Yazınızı okuyunca aklıma acaba zihnimiz maddi olaylarla ilgili kanıt ile inançla ilgili kanıt ayrımını nasıl yapıyor sorusu geldi. Yazıda verilen örnekler daha çok maddi olaylarla ilgili. Modern zamanların zihnimize nakşettiği önemli hususlardan biri sanırım inançlarımızı maddi gerçeklere dayandırmak zorunda hissediyor oluşumuz. En küçük olaylarda bile kamera ya da ses kayıtlarına atıf yapılması bu yüzden olsa gerektir. Bununla birlikte inançla (dini inanışı kastediyorum) ilgili konularda da zaman zaman alimlerin maddeden ruhasal olana çizdikleri çizgi dikkati celbedici bir husustur. Yaratılana bakıp yaratana ulaşmak için ortaya konan akli deliller bu çereçevede değerlendirilebilir. Yani inanırken dahi maddi gerçeklere dayanmak zorunda hissediyor oluşumuz aristonun deyimiyle ‘ruhumuzun cismimizin ilk yetkinliği olması’; inançla maddenin ayrılmaz iki unsur olduğunu hatırlatıyor.

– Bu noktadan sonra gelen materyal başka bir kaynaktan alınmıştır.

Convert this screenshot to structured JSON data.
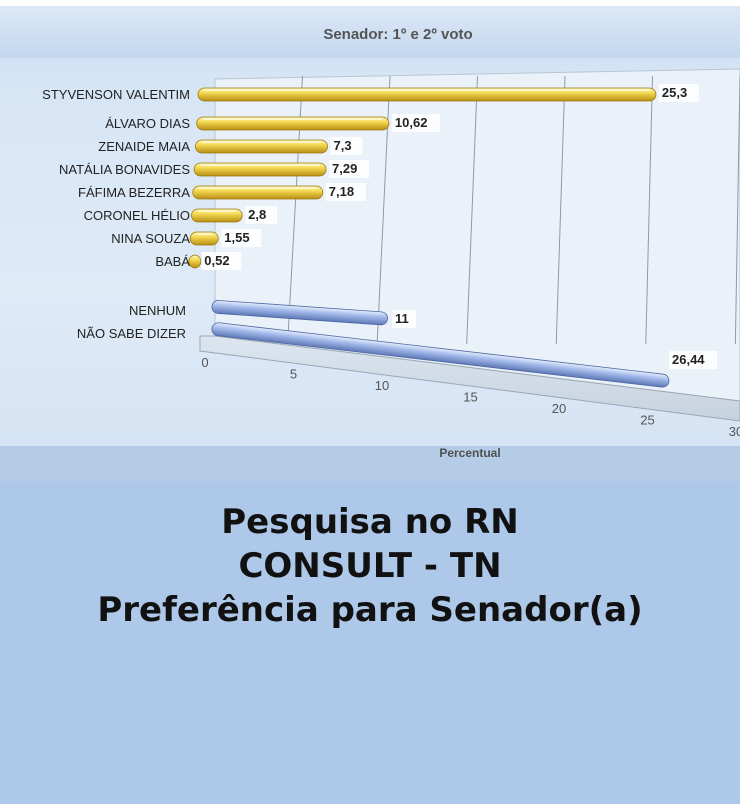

Ali Haydar hocam, maddi/duyulur konular hakkındaki kanıtlarla duyulur olmayan konusundaki kanıtlar ayrımının yapılması gerektiği şeklindeki yorumunuza kesinlikle katılıyorum. Belki yazının başında, tartışmanın sadece duyulur olanla sınırlı olacağını belirtseydim daha makul olabilirdi.

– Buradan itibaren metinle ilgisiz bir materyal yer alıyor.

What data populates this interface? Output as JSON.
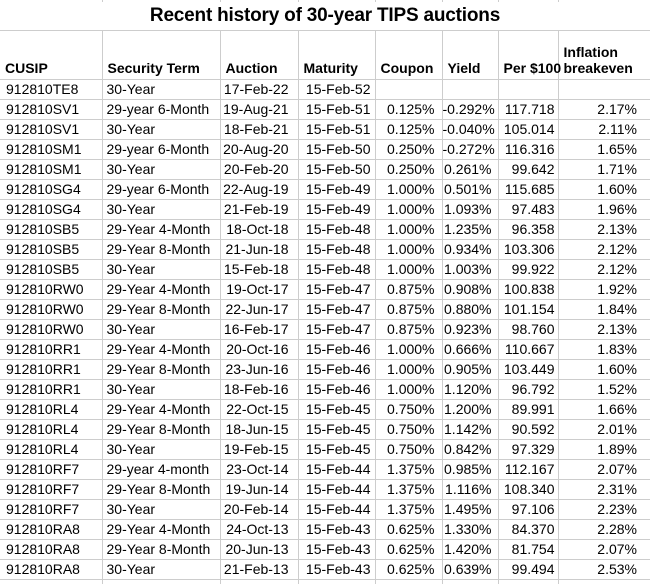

Ancak inançlarımızı maddi gerekçelere dayandırmamızın modern zamanların bir sonucu olduğu iddiası konusunda çok emin değilim. Çünkü Tanrının varlığıyla ilgili gerekçelere bakıldığında, temelde yine duyulur alemden yola çıkıldığını görmek mümkün. Örneğin, kelam düşüncesindeki “kıyâsü’l-gaib ale’ş-şâhid” şeklindeki bir ilke, temele duyulur alemi koymaktadır. Yani, maddi olandan yola çıkarak Tanrıya varmaya çalışmaktadır. Bu doğrultuda, maddi/duyulur öğelere dayanmayan ontolojik kanıt gibi gerekçe türleri çok fazla taraftar bulmamıştır.